Шабашка Глеба Богдышева | страница 44



— Листов двадцать… Давайте я вам шашлычку насажу еще, пока угольки…

— Не хочу больше, спасибо… Завтра скажу, чтоб подвезли шифер… А почему ты так говоришь чудно: «временно», «мол», еще что-то?

— Не знаю. У меня в роду все по-нормальному, а я вот… Отец даже по-английски на старости лет выучился, и мать понимать стала, пока за рубежом жили, пока не померли… Батя, в смысле…

— Отчего умер?

— В аварию попал, дурак старый. Я ему еще когда говорил: хватит, мол. У него и так орденов и денег… Не-ет, уперся, поеду еще раз. По-е-ехал. И приехал. В гробе цинковом. И мать вся поломанная.

— Богатые?

— У-у-у. Выше крыши… Сейчас-то попроелись, а раньше-то…

— А чего ж ты такой обтерханный?

— А чего я? При чем здесь? Они сами по себе, я сам. Я у них сроду не брал. Я — сам. Еще пацаном был, вдруг отец чего-то разорался: мой хлеб, мол, жрешь. Сдуру завелся… А мне как раз учиться надоело. Работать пошел. Асфальт с бабами на Самотеке клал, а потом на стройку…

— Где клал?

— На Самотеке. Место такое в Москве.

— А Васька говорит, тебя мать кормит. Я удивилась еще…

— Правильно: мать. Я ей, как отец помер, все деньги отдаю. А когда в море плавал — переводил; и в министерстве, и так, на шабашках когда… Мне-то зачем, потеряю только…

— Пропью, хотел сказать?

— Ну, и это… — замялся Глеб.

— Уговорил, — рассмеялась Зинка. — Дари джинсы. Только они мне длинны будут.

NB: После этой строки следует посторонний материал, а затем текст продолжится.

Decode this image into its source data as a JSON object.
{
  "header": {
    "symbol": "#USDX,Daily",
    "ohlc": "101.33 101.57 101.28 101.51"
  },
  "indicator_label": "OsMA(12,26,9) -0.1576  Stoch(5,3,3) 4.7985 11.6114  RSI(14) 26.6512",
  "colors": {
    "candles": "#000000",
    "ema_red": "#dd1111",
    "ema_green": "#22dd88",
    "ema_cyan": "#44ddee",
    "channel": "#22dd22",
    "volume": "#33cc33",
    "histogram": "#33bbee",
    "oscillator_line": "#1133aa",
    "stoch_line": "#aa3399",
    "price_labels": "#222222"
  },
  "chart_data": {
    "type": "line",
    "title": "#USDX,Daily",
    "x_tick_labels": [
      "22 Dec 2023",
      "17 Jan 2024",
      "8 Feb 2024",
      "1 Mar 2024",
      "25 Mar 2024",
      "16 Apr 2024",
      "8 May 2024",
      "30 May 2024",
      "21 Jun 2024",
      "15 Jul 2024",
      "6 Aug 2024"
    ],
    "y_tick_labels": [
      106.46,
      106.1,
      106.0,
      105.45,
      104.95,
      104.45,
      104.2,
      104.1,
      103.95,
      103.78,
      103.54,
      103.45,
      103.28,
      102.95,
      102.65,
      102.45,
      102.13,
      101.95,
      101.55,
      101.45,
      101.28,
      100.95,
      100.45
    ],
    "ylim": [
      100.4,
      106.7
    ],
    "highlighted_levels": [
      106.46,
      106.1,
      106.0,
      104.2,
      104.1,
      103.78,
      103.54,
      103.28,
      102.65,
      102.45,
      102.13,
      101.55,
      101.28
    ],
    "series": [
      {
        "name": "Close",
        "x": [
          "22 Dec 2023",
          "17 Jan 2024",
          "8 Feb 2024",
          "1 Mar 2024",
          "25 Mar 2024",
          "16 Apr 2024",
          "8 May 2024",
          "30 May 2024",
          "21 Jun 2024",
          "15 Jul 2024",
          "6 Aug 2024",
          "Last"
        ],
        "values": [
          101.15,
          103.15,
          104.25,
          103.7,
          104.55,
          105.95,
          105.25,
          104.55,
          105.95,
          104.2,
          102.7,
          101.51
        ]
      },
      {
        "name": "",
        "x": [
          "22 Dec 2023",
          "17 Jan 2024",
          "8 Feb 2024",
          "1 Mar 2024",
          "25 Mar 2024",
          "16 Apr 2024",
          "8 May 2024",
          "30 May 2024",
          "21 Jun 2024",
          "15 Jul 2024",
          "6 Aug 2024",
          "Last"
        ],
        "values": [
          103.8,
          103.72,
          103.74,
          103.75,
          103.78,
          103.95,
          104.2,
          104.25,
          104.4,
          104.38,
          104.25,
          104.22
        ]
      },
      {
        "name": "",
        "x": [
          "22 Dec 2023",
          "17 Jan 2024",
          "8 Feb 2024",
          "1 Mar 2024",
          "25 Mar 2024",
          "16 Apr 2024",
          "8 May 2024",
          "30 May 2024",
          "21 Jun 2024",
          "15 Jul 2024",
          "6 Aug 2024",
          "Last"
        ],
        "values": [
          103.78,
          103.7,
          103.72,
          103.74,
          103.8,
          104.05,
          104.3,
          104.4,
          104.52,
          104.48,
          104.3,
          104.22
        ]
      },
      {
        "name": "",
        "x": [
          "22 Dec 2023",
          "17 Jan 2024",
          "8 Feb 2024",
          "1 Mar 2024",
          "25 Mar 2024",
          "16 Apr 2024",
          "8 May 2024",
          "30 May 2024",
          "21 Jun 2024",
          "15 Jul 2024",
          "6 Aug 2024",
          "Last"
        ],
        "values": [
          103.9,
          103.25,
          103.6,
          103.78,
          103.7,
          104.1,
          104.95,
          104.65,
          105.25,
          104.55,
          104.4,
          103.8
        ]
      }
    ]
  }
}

— Завернете по-модному. Вам красиво: ноги стройные…

— Да уж красиво… — Зинка оправила юбку. — На старости лет джинсы… Сколько мне лет, знаешь?

— Вы тогда говорили, я забыл…

Зинка откинулась назад под лампу, чтоб Глеб лучше смог ее рассмотреть. Руки она отставила назад в стороны — ладони утонули в сене. Нагруженные тяжестью Зинкиного тела, незагорелыми местами они до упора выгибались вперед, белая кожа на суставах натянулась, готовая порваться. Глебу показалось, что Зинке так неудобно и больно. Он открыл рот: быстрей сказать «тридцать пять», но перевел взгляд на лицо и закрыл рот. Зинка прикрыла глаза и улыбалась, ожидая ответа, — больно ей не было. Лицо было обыкновенным, ровным. И веки в веснушках…

— Веснушки… — сказал Глеб.

— Да, вся конопатая, пока солнцем не забьет…

Глеб перевел взгляд на ее шею. В узенькой незагорелой морщинке поперек шеи лежал шнурочек свалявшейся степной пыли… Он послюнил палец и провел по черной морщинке.

— Ты чего? — встрепенулась Зинка, открыв глаза.

— Пыль… — Глеб посмотрел на свой палец и показал Зинке. — Сорок?

— Тридцать шесть, — отчеканила Зинка и потрогала шею. — Степь… А тебе сколько?